There are clearly 2 "camps" now. One thinks the IFR is very low and a lot more than we know are infected.
Michael Mina on Twitter
Could the US have >2 million
#COVID19 cases by now?
I'll be astounded if not! We simply don't test.
The ratio of who gets a test vs who should, likely worse than 1 in 10.
So given 220K cases reported ->
>2.2 million COVID cases in US already?
>4 million? Perhaps...
Last note - and *speculative* – given very limited testing and relatively short windows of time to capture virus in a nasal swab, I really won't be surprised if even 50x more people have acquired the virus than cases confirmed If so ~11 million in US could have acquired
#COVID19
And those who think IFR is actually > 1% and not that many are infected. I'm using the following reply to the above tweet by a Harvard epidemiologist because it was retweeted by Marc Lipsitch. I think this is the mainstream epidemiologist view.
Pierre Andurand on Twitter
We have way enough data to know that it is not 0.1%, but more than 1%... already 0.024% of both the Spanish population and Italian population died from it officially, with reports that death rates are actually 3-4 times higher in many places.
Regions in Italy and Spain have more than 1% of their population that died from it. SKorea with extensive testing and contact tracing have a 1.7% CFR. It obviously cannot be a 0.1% IFR. Way enough evidence now
That's a good articulation of the two camps of thought on this issue, but I think it may be in the end a seductive but perhaps ultimately specious achievement to chase down a single number as though that number means a great deal. And I'll bet you dollars to doughnuts that that final case fatality rate number varies enormously across societies even when you remove the possibility of cooked data from motivated underreporting, along with all the well-documented uncertainties in determining case fatality numbers at the early end of a pandemic. And I'll tell you why any single number for CFR or IFR is misleading – it may be that there is simply
enormous differential vulnerability and what your final case fatality number ends up being in a given population depends on the many and disparate risk variables expressed in that population.
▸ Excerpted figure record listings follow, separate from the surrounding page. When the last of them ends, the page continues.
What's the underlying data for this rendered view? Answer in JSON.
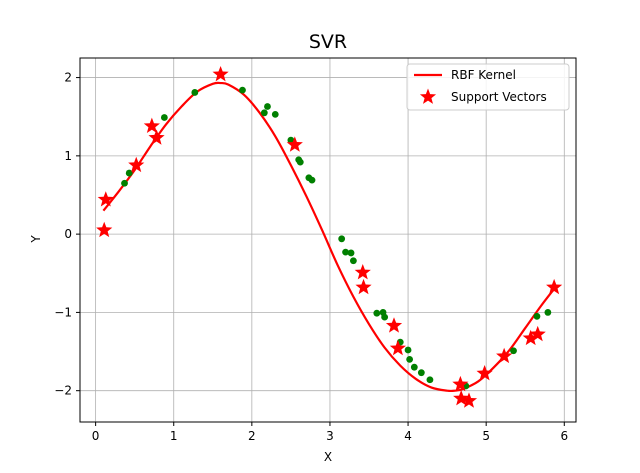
{
  "chart_data": {
    "type": "scatter",
    "title": "SVR",
    "xlabel": "X",
    "ylabel": "Y",
    "xlim": [
      -0.2,
      6.15
    ],
    "ylim": [
      -2.4,
      2.25
    ],
    "xticks": [
      0,
      1,
      2,
      3,
      4,
      5,
      6
    ],
    "yticks": [
      -2,
      -1,
      0,
      1,
      2
    ],
    "xtick_labels": [
      "0",
      "1",
      "2",
      "3",
      "4",
      "5",
      "6"
    ],
    "ytick_labels": [
      "−2",
      "−1",
      "0",
      "1",
      "2"
    ],
    "grid": true,
    "legend_position": "top-right",
    "colors": {
      "line": "#ff0000",
      "support": "#ff0000",
      "points": "#008000"
    },
    "series": [
      {
        "name": "RBF Kernel",
        "kind": "line",
        "x": [
          0.1,
          0.3,
          0.5,
          0.7,
          0.9,
          1.1,
          1.3,
          1.5,
          1.6,
          1.7,
          1.9,
          2.1,
          2.3,
          2.5,
          2.7,
          2.9,
          3.1,
          3.3,
          3.5,
          3.7,
          3.9,
          4.1,
          4.3,
          4.5,
          4.6,
          4.7,
          4.9,
          5.1,
          5.3,
          5.5,
          5.7,
          5.87
        ],
        "y": [
          0.3,
          0.55,
          0.82,
          1.12,
          1.4,
          1.63,
          1.82,
          1.92,
          1.93,
          1.91,
          1.78,
          1.55,
          1.25,
          0.88,
          0.48,
          0.05,
          -0.4,
          -0.8,
          -1.15,
          -1.45,
          -1.68,
          -1.85,
          -1.96,
          -2.0,
          -2.0,
          -1.98,
          -1.88,
          -1.7,
          -1.48,
          -1.2,
          -0.92,
          -0.7
        ]
      },
      {
        "name": "Support Vectors",
        "kind": "star",
        "x": [
          0.11,
          0.13,
          0.52,
          0.72,
          0.78,
          1.6,
          2.55,
          3.42,
          3.43,
          3.82,
          3.87,
          4.67,
          4.68,
          4.78,
          4.98,
          5.23,
          5.57,
          5.66,
          5.87
        ],
        "y": [
          0.05,
          0.44,
          0.88,
          1.38,
          1.23,
          2.04,
          1.14,
          -0.49,
          -0.68,
          -1.17,
          -1.46,
          -1.92,
          -2.1,
          -2.13,
          -1.78,
          -1.56,
          -1.33,
          -1.28,
          -0.68
        ]
      },
      {
        "name": "",
        "kind": "dot",
        "x": [
          0.37,
          0.43,
          0.88,
          1.27,
          1.88,
          2.16,
          2.2,
          2.3,
          2.5,
          2.6,
          2.62,
          2.73,
          2.77,
          3.15,
          3.2,
          3.27,
          3.3,
          3.6,
          3.68,
          3.7,
          3.9,
          4.0,
          4.02,
          4.08,
          4.17,
          4.28,
          4.74,
          5.35,
          5.65,
          5.79
        ],
        "y": [
          0.65,
          0.78,
          1.49,
          1.81,
          1.84,
          1.55,
          1.63,
          1.53,
          1.2,
          0.95,
          0.92,
          0.72,
          0.69,
          -0.06,
          -0.23,
          -0.24,
          -0.34,
          -1.01,
          -1.0,
          -1.06,
          -1.38,
          -1.48,
          -1.6,
          -1.7,
          -1.77,
          -1.86,
          -1.94,
          -1.49,
          -1.05,
          -1.0
        ]
      }
    ]
  }
}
Even at the very incomplete state of our science on this question, I can put many highly plausible and several proven relevant risk variables on the table right now:
1) Demographics of age In your population, and more specifically, the state of the adaptive immune system. See previous posts
here and
here on this and the relevant concept of 'inflammaging' as a potent mortality risk variable. In aging the innate immune system is disinhibited to partially compensate for declining adaptive immunity.
2) So-called age-related comorbid illnesses which as I have already argued are proxies for or at least express some of the degree of #1 penetrance. Classically of course type II diabetes, coronary artery disease, COPD, recent cancers, and I suspect Alzheimer's disease will prove to be huge although that's not been proven, and there is no data on that.
3) Degree of moderate or worse smoking (or perhaps vaping?) in your demographic.
4) Degree of antibiotic resistance in your demographic – and this, #1 and #3 may explain why Italy has been devastated, As Italians reportedly have relatively high levels of antibiotic resistance presumably from antibiotic overprescription. This may of course index also possible problems with the Demographic microbiome which we now appreciate as a front-line in the immune system. One would think that the Italian diet would mitigate this but perhaps not.
5) Other protective lifestyle variables particularly degree of regular aerobic exercise and presence or absence of sleep disorders as both of these affect immunocompetence directly and potently.
6) Degree of social support versus social stress – people are surprised to hear that immunocompetence is modulated by this but it is. Chronic upregulation of the stress axis subjects us to a daily bath of corticosteroids and upregulation of pro-inflammatory cytokines. See previous discussion on dangers of upregulated innate immunity when facing novel pathogens.
7) The role of gender with significant increased vulnerability in males to bad outcome in respiratory infection.
8) Likely to be dozens of unmapped polymorphisms affecting vulnerability, including ACE2 Polymorphisms (Receptor by which Covid 19 Virus gains entry In the cells).
9) degree to which there is partial recognition by adaptive immune system of this coronavirus by virtue of prior exposure to one of its relatives. This is totally unmapped but it perhaps in combination with other risk reducing issues may explain why some people are completely asymptomatic.
What is clear is that a subset of the population is extremely vulnerable. And as I indicated before, whether that ultimate case lethality is under 1%, if we bust our healthcare capacity, our case lethality becomes the percentage of folks that need ICU level care that can't be cared for in ICUs on respiratory support. And that's going to be way more than 1%. Possibly 5%. And that's a terrifying number.